I am very excited to introduce you to my first guest poster and friend, Allison Barnes. I have to admit that we have never met in person, which is one of those oddities about meeting people through blogging. Allison is the niece of my friend, Susan. She {used} to write over on An Apple a Day, though new adventures have come her way for the time being. I commented on her blog, she commented on mine, we began emailing back and forth and have since become friends. In the past year, she worked diligently compiling the book "We Are Women," which was a compilation of essays and pictures depicting the divinity of women, and which was released this past September.
Though we have never met in person, I have great respect and admiration for Miss Allison Barnes, for her writing, thoughts, interests, aspirations, and kindness. I have been inspired by her many times and wanted to share her with you.
So... without further ado, enjoy this post, written by Allison Barnes, called "Kindred Spirits and I:"
“Life is partly what we make it,
and partly what is made by the friends we choose.”
-Tennessee Williams
“Maybe you’re bi-polar,” he said to me as I sat sobbing on my couch.
“Gee, thanks,” I replied, trying to remember that this guy was super nice to be sitting here listening to me bawl about one thing or another. He continued with, “Tons of creative people have bi-polar disorder. It’s not necessarily a bad thing.” And then we let it go.

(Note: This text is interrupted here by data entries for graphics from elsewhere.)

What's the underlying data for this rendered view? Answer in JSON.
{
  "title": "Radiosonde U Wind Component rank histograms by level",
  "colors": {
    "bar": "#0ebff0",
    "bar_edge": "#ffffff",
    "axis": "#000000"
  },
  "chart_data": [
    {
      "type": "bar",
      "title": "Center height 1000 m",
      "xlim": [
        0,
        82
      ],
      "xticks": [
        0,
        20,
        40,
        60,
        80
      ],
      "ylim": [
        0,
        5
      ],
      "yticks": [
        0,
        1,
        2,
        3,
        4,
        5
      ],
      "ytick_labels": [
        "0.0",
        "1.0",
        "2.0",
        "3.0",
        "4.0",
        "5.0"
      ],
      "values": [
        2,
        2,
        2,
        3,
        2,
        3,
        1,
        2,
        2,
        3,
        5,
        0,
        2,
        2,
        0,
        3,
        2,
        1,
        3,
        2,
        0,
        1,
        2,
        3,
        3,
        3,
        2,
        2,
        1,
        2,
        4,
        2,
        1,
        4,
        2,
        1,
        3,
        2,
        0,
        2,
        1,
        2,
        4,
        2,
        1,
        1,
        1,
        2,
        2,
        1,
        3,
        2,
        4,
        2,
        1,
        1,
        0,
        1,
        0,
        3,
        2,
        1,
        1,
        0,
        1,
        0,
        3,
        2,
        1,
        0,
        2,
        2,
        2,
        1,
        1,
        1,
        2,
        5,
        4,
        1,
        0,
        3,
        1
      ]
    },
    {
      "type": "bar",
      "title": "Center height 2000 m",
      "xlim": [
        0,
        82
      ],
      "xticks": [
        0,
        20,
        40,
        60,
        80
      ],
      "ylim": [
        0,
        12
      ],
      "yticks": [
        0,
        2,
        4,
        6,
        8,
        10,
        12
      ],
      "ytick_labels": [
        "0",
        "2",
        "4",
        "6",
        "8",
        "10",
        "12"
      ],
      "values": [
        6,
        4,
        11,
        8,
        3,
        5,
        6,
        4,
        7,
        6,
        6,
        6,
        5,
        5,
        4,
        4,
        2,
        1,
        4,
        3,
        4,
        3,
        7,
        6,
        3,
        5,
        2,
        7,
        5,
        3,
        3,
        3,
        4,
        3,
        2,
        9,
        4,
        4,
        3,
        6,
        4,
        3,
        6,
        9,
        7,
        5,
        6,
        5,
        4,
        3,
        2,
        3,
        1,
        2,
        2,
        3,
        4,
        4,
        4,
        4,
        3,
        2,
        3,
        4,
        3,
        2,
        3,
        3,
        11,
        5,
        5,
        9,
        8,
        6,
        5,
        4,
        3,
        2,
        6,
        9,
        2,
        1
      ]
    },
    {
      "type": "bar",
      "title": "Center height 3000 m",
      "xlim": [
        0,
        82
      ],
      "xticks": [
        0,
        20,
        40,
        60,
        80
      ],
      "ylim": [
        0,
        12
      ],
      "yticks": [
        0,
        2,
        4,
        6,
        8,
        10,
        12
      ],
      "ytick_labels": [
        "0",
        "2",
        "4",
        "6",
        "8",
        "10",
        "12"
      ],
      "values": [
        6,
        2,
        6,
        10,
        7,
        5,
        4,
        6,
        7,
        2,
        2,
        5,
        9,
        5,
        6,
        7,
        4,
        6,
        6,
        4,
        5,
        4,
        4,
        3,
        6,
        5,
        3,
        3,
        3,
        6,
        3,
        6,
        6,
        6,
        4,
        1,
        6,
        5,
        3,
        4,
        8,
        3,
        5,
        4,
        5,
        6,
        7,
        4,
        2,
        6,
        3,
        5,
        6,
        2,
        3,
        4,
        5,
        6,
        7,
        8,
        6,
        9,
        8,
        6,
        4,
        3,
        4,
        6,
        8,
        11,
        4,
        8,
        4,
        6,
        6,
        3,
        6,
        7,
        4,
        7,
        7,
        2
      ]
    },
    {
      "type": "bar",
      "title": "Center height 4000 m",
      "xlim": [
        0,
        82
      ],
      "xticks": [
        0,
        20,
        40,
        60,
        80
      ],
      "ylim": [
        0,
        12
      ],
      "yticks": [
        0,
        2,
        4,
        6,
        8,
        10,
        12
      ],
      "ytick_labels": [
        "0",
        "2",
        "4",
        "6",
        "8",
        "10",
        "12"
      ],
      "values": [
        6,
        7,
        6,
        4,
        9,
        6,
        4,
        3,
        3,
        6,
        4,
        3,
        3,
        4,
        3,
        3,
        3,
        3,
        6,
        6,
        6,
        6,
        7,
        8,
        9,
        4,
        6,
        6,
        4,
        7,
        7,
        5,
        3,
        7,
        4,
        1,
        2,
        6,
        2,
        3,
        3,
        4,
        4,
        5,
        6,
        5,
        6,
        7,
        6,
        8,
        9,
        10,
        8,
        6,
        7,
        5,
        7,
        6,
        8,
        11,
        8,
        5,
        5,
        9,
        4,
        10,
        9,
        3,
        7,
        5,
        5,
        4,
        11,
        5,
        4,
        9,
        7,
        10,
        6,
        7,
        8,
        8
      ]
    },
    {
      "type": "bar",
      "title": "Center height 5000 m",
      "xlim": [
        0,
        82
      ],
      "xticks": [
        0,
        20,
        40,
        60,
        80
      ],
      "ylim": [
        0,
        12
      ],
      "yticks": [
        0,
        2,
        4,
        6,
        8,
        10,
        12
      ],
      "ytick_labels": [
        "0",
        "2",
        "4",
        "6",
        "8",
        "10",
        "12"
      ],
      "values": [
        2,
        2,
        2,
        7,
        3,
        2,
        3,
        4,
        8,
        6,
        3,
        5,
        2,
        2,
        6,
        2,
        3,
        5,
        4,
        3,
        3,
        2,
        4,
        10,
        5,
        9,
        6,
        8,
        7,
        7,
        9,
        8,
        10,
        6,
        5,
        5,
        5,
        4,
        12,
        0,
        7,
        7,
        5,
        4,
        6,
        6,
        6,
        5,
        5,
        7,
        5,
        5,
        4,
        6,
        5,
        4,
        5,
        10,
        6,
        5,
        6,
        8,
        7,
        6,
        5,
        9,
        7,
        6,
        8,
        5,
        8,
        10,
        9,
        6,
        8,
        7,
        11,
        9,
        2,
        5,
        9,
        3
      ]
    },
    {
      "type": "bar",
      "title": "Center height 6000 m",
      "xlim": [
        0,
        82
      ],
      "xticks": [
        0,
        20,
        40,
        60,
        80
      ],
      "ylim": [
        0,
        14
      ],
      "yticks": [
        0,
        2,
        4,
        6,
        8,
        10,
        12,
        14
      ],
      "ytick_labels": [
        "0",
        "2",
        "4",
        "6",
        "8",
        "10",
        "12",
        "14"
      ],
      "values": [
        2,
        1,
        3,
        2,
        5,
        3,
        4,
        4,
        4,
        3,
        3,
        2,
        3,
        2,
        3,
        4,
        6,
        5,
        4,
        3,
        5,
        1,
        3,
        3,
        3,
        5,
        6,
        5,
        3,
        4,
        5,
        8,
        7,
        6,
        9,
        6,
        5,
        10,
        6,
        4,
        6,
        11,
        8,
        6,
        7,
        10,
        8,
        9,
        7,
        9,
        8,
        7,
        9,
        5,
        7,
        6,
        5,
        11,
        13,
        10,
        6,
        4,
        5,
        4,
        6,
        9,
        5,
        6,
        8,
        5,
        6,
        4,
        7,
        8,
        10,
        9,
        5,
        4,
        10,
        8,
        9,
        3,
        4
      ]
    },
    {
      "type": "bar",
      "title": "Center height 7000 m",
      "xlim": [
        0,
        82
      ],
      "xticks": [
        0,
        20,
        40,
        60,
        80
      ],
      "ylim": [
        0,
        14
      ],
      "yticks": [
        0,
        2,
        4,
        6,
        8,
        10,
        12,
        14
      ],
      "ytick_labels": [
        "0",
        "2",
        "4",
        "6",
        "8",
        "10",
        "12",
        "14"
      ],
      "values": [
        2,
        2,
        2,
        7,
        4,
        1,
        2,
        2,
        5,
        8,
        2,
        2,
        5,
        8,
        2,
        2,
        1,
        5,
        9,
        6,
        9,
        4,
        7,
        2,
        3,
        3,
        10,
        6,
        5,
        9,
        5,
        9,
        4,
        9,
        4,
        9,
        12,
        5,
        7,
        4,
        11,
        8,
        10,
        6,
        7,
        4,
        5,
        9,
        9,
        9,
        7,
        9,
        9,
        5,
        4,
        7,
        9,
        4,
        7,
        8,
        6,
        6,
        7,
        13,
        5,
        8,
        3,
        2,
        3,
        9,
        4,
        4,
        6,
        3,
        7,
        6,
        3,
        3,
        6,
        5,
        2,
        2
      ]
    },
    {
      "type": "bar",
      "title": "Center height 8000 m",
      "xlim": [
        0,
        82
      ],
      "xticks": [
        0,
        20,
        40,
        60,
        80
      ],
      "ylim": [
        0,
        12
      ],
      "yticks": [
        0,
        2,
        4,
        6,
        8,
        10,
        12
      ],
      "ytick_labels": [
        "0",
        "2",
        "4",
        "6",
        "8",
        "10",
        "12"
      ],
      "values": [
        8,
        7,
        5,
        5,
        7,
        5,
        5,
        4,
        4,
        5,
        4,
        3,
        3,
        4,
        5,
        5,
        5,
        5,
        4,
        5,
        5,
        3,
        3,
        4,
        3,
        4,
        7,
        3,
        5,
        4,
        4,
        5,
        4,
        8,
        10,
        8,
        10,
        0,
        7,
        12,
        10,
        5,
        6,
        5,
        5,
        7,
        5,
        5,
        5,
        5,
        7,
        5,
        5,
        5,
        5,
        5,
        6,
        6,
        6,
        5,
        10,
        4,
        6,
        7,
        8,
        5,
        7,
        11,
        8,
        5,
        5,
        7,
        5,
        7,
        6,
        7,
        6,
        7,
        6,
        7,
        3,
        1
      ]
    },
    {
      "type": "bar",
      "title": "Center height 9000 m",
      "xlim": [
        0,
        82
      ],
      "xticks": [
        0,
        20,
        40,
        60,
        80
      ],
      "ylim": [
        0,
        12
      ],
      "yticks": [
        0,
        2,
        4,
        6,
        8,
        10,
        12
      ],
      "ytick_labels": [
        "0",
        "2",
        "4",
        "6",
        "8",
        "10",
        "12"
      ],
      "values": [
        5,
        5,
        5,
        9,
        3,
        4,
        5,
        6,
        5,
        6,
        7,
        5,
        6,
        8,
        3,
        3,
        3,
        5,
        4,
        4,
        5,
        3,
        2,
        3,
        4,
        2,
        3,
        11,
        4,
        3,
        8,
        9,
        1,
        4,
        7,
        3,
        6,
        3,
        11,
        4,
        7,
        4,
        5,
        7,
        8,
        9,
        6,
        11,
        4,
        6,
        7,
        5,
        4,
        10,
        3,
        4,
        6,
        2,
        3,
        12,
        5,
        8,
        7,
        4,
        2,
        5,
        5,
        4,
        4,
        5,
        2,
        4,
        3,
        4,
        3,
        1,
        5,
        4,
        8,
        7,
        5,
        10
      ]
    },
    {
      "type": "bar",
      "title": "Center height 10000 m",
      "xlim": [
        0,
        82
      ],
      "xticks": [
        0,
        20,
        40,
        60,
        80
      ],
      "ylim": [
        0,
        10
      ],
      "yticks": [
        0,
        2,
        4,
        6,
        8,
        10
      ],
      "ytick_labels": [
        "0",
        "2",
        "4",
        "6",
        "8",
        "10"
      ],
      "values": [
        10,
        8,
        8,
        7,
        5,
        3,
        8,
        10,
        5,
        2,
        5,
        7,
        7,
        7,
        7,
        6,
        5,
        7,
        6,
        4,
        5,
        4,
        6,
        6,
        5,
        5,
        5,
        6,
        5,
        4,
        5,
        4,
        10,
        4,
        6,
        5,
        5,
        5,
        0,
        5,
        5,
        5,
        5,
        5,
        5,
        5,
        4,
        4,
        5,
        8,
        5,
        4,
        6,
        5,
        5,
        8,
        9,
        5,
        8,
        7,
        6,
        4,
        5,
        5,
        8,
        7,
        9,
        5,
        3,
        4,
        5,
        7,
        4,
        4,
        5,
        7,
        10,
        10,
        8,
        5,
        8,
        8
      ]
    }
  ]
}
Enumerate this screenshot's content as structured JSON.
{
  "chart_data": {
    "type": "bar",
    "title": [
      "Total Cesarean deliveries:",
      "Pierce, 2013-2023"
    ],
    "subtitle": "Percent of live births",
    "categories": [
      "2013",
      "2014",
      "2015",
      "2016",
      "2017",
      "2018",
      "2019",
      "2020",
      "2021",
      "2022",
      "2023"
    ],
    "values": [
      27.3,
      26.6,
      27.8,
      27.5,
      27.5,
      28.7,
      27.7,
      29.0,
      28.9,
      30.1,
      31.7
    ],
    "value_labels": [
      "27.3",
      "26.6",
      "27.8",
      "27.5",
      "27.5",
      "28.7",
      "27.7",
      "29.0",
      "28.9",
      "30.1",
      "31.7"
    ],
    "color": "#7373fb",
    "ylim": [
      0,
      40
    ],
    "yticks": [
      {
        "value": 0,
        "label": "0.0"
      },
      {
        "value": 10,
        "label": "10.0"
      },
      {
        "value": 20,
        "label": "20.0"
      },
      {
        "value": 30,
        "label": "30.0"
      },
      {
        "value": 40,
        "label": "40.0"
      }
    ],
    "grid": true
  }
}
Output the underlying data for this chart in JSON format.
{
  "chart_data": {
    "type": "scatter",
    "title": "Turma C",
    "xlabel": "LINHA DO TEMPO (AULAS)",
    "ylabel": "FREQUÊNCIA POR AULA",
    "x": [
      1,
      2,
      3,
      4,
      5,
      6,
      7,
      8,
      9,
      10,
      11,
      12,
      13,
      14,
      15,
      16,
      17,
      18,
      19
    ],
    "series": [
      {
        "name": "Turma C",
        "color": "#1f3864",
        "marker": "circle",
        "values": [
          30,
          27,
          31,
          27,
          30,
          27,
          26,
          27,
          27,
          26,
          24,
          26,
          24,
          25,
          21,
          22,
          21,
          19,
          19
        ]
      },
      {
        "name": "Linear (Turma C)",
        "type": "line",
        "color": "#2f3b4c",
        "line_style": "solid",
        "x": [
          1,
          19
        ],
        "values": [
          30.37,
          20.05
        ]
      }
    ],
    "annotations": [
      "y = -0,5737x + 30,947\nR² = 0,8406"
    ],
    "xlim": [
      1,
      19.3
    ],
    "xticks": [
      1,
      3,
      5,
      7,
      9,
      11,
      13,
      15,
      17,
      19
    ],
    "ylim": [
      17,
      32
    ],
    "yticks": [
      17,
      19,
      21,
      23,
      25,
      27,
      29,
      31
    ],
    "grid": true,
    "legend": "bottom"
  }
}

A year later we’d be together in a similar position when he would reveal that he may or may not have, to some degree or other, a few mental quirks himself. The man I had known for over two years, who I considered a good friend, and who I shared creative habits with gave me a peek into the complexities of his life. I spent the day in a dream, trying to imagine what the world looked like through his lens, trying to comprehend how his mind shaped the works he created.
I had never loved him more.
Yet, over the past few weeks, I’ve said goodbye and I’ve accepted the probable loss of our relationship, as well as many of my relationships with others, and I feel surprisingly content about it. I’m leaving on an adventure, and when I return, a lot of people will be off on their own adventures. We are all moving and flowing through our timelines, and what can be bad about that?
I’ve always been a planner. I plan out class schedules at least five times before settling, and then even do some swapping around once the semester starts. I lose track of time researching possible careers into the early morning hours. But with this new door opening, all of the planning has forcefully ceased. How can I even try to plan a year and a half in advance, with that year and a half being complete static? For all I know, I could get back and decide to pursue philanthropy full time, or decide that I have a hopeful career awaiting me as a modern artist? (Doubtful, but a possibility nevertheless).
But despite the shadow that hangs at the end of my adventure, there are people who will catch me when I come back home. Aside from close family members, there’s the friend who is more of a sister, who I will surely be sending Christmas cards to in 40 years; the friend who shares my academic, artistic, and hippie-ish passions; and the friend who laughs with me at the stupidest and most wonderful jokes. They know me and love me for everything that I am, and friendships like those cannot be taken lightly.
So while any possible New Years Resolution has been pushed to the back burner, with the simple intention to get through the year, I know that I will never have a kindred spirit too far away. I am eternally grateful for this realization.